D-Class Device Fees: The fees for registering a D-class medical device can be significant due to the high-risk nature of these devices. As of the latest information, registration fees for D-class devices are generally higher compared to lower-class devices.

Classification Confirmation: Verify that your device is classified as D-class according to Malaysian regulations.

Confirm that your device is classified as D-class according to Malaysian regulations. D-class devices are those with the highest risk, such as implants or life-supporting devices.

D-Class devices are subject to rigorous regulatory controls due to their potential risks. They require detailed scrutiny to ensure their safety, effectiveness, and quality.
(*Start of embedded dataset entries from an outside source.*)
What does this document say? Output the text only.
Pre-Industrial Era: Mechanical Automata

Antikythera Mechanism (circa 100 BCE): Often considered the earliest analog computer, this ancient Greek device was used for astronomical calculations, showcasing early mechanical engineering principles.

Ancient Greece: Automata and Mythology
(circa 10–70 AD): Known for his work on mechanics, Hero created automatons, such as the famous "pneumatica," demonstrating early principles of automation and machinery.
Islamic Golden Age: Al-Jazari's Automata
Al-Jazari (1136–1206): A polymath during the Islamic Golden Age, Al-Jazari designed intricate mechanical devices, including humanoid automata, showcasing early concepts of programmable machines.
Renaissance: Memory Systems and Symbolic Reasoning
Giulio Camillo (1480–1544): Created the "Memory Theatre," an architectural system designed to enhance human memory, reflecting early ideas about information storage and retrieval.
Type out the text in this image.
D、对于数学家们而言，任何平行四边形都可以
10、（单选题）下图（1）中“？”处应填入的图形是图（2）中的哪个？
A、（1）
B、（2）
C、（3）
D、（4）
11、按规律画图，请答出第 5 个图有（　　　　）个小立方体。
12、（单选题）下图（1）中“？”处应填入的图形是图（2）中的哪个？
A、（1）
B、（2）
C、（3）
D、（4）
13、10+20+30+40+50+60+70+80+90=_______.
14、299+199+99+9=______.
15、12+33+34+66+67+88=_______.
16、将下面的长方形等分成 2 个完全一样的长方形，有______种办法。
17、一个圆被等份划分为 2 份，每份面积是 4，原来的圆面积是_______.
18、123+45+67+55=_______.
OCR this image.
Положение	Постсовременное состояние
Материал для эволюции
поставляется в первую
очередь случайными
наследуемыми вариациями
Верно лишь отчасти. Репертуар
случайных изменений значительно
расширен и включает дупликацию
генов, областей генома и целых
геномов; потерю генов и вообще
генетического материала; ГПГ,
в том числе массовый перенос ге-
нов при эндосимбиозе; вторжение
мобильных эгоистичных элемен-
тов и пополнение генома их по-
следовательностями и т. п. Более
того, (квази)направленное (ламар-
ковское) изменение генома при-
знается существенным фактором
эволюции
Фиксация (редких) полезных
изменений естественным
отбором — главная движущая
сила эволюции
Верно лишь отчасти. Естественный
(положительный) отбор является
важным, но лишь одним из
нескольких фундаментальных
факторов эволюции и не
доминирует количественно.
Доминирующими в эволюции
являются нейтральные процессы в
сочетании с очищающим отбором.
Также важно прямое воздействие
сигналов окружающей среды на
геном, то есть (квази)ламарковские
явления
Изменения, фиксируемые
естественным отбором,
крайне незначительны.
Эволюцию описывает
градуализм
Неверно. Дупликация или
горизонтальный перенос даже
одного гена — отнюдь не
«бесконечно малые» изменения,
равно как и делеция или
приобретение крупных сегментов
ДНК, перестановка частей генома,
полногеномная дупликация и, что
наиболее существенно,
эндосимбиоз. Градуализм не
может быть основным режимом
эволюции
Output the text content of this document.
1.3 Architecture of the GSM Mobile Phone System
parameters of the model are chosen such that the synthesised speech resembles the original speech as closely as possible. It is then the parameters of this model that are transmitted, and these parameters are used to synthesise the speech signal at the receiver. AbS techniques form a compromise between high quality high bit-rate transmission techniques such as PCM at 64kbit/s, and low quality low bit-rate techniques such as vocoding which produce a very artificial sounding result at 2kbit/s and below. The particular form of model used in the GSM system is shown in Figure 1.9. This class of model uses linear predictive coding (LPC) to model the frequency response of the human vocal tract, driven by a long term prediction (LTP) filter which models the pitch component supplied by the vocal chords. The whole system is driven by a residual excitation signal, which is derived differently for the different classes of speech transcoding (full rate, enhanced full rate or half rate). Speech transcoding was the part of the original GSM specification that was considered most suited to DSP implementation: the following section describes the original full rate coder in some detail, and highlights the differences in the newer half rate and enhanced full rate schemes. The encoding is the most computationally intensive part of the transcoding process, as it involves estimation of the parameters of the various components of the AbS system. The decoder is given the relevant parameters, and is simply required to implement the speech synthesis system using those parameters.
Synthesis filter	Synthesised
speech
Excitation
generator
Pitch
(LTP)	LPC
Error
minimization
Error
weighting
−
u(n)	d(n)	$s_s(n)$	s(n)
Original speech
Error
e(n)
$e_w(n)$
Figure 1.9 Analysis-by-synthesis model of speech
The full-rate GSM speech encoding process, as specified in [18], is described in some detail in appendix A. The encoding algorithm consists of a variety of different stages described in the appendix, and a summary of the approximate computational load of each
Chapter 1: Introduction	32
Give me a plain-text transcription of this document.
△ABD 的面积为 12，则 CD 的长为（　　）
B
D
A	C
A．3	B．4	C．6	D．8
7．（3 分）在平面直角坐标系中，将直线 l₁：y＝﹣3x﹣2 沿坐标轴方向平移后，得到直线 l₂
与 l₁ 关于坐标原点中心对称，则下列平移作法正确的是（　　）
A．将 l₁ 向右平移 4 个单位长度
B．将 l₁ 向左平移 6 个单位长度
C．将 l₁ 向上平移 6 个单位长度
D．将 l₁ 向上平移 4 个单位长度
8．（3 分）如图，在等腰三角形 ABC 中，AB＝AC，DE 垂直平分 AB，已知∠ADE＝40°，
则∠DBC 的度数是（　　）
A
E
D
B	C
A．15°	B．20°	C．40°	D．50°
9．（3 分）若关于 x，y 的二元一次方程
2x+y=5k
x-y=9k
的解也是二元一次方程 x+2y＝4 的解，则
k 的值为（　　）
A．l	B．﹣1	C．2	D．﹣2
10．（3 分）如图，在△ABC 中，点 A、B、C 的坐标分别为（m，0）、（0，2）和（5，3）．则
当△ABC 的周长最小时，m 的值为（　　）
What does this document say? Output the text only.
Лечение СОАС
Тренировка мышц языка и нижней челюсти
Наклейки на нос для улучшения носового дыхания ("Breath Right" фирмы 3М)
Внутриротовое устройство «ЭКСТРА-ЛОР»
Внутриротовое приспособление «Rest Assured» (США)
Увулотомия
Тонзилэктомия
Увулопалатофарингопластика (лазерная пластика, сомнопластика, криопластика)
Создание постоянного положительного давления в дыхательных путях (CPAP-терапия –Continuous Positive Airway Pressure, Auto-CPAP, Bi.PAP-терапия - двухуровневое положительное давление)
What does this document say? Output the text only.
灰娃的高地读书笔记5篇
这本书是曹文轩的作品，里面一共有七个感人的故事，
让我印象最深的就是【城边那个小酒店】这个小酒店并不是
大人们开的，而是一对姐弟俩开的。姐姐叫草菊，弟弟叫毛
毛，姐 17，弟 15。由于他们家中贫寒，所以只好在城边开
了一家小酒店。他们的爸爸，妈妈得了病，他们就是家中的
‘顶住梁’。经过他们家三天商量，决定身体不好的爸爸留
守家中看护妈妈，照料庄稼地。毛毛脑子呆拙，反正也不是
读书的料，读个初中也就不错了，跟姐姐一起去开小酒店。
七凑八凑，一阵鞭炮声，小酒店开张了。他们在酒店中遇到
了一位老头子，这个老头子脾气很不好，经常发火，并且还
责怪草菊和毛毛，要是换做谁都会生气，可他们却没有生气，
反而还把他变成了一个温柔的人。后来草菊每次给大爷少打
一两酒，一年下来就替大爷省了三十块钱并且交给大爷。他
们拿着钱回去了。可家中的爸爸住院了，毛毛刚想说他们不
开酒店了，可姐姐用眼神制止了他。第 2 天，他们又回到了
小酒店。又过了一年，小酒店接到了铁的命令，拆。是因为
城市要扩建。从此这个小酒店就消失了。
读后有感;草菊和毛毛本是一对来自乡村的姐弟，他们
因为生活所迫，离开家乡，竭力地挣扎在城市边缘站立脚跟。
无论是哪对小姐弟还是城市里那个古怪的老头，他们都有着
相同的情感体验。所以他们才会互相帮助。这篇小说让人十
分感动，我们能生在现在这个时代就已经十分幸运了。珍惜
Understand the Classification: D-class medical devices are those with the highest risk, such as implants or devices that are used in critical care. Ensure that your device falls into this category according to Malaysia’s classification guidelines.

Activities: This phase involves preparing all necessary documentation, such as technical files, clinical data, risk management information, and labeling. The time required depends on the complexity of the device and the completeness of the documentation.

Validity Period: The registration of a Class D medical device with the SFDA is typically valid for a certain number of years. For many medical devices, this period is usually 5 years, but the exact duration can vary based on SFDA regulations and the type of device.